In the fall of 1915, Georgia accepted a teaching position at the tail end of the world: Columbia, South Carolina. Columbia College was an all women's college specializing in the training of music teachers. It was small and insular and had fallen on hard times. Georgia may have been offered the job because they couldn't pay much, and her lack of a teaching degree put her in no position to bargain. It mattered little to O'Keeffe: Her idea was to sequester herself there, teaching only four classes a week, leaving the rest of the time to paint. Whatever charms the school and its environs might have possessed, they were lost on Georgia. In a letter to her friend Anita Pollitzer, she drew a tiny, chaotic-looking picture of a jagged hole surrounded by pieces of broken plaster captioned, “Thats [sic] the hole I kicked in the wall because everyone here is so stupid—I never saw a bunch of nuts—It makes me mad—”

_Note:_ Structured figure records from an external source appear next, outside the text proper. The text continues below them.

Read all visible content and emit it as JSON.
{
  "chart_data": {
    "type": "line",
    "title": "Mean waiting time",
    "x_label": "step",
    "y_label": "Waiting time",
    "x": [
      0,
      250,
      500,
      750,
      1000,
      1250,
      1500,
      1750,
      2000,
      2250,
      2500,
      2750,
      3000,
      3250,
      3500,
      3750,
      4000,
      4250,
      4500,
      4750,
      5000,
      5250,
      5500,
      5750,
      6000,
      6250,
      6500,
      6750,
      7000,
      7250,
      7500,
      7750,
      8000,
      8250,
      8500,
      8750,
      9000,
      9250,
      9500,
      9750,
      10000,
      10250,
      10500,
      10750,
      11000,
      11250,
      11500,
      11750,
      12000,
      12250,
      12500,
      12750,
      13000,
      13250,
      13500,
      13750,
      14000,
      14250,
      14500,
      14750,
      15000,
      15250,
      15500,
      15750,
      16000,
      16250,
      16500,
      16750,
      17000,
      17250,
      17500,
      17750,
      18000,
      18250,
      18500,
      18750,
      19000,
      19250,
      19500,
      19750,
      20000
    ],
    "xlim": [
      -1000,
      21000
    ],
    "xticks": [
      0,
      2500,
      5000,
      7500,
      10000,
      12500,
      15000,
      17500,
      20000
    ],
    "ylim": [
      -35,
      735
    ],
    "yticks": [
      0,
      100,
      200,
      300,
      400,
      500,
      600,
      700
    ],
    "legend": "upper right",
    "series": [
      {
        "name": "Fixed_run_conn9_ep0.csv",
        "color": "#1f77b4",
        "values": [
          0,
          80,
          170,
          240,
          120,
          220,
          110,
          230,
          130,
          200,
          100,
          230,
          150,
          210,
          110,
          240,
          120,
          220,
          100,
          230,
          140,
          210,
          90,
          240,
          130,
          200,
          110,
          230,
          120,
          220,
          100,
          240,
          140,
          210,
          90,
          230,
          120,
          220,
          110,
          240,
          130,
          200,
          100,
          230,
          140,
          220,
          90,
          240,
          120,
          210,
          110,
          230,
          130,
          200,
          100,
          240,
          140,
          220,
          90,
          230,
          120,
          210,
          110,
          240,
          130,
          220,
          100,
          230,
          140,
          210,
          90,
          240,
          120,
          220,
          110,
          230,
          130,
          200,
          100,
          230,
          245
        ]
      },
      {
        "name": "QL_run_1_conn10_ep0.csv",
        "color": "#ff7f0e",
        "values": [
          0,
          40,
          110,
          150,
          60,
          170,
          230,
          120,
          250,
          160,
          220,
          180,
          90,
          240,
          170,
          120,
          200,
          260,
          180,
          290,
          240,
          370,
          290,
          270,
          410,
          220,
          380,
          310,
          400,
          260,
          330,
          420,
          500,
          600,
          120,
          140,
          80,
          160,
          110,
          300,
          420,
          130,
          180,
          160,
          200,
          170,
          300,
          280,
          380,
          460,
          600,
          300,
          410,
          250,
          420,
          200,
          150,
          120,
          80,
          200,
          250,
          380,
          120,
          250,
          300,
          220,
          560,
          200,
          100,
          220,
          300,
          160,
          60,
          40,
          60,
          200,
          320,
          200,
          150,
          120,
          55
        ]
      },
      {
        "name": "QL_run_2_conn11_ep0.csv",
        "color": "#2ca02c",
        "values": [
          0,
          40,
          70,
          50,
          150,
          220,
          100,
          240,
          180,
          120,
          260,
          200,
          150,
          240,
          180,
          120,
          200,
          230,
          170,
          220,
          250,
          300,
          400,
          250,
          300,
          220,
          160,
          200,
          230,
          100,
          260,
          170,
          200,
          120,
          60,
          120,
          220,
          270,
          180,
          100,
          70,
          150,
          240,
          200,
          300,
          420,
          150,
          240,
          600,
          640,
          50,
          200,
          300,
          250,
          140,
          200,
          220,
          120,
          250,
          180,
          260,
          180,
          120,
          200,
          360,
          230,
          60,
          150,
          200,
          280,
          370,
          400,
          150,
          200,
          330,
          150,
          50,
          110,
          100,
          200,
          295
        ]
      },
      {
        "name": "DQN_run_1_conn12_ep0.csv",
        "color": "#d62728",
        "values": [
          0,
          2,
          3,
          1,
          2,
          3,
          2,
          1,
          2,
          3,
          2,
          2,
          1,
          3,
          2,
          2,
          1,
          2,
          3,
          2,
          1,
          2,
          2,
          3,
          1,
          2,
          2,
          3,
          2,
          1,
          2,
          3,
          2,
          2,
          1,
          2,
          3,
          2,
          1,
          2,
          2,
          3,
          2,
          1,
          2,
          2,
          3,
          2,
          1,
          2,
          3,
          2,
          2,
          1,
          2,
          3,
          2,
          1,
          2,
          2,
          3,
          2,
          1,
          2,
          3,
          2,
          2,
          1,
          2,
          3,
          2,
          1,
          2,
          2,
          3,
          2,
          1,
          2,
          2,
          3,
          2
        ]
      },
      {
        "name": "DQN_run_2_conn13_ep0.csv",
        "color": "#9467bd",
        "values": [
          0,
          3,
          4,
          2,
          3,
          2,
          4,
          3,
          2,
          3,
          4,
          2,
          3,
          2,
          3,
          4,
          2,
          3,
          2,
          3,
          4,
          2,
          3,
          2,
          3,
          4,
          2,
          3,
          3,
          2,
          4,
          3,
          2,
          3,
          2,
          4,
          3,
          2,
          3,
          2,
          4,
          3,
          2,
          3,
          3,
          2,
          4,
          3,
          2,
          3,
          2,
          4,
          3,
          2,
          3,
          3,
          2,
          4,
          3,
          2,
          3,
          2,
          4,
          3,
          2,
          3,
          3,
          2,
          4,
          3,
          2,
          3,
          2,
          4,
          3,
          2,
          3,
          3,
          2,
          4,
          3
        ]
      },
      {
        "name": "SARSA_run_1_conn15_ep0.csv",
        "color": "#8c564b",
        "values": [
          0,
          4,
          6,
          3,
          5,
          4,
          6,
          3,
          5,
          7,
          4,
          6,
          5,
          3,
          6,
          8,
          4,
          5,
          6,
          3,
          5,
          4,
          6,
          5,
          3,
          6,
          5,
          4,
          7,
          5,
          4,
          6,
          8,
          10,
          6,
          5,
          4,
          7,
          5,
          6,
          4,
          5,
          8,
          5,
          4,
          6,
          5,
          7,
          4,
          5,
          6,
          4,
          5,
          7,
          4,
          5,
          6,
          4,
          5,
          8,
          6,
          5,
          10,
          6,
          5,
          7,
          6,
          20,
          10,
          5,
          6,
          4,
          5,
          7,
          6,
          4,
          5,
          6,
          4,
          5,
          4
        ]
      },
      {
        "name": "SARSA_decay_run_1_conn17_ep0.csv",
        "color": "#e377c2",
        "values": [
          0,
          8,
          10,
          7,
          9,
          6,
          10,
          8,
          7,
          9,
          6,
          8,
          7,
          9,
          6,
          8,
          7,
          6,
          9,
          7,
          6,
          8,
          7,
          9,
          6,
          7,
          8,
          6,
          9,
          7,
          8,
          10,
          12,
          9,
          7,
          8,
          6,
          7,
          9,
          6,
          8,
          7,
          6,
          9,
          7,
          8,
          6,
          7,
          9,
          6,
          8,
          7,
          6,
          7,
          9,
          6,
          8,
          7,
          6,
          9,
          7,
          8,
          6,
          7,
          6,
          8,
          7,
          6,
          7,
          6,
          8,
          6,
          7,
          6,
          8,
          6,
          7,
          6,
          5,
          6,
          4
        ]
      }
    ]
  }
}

She lived in the dorms. She was miserable, and glad of it. Her letters from Pollitzer, who was still in New York, nourished her. Georgia wrote repeatedly that she felt a tremendous vacancy in her life—that she was lost, floundering, in a muddle, and enjoying it; that she was determined to “wonder and fight and think alone.” What was happening, of course, is that, removed from New York, the stimulation of new art, new friends, new teachers, new ideas, stuck in a place where she knew no one, her influences—more about them in the next chapter—could marinate. I'm not much of a cook, but I can tell you that every hunk of meat tastes better when it's been sitting in the fridge in a nice marinade for a day or two. Likewise, most casseroles—by which I mean my chicken enchiladas—taste better the next day.

She wrote about having nothing to paint, about priming canvas after canvas but having nothing to express. Along the way her old mentor and boss, Alon Bement, had pressed into her hands a copy of Wassily Kandinsky's
Concerning the Spiritual in Art
. Kandinsky gave O'Keeffe the get-out-of-realism-jail card she needed. He said, in effect, that the true subject of any painting was the artist's inner world, and that every line, color, and form she chose should reflect that, rather than the “realistic” apple in the bowl, the woman sitting on the settee. Boy howdy and hallelujah.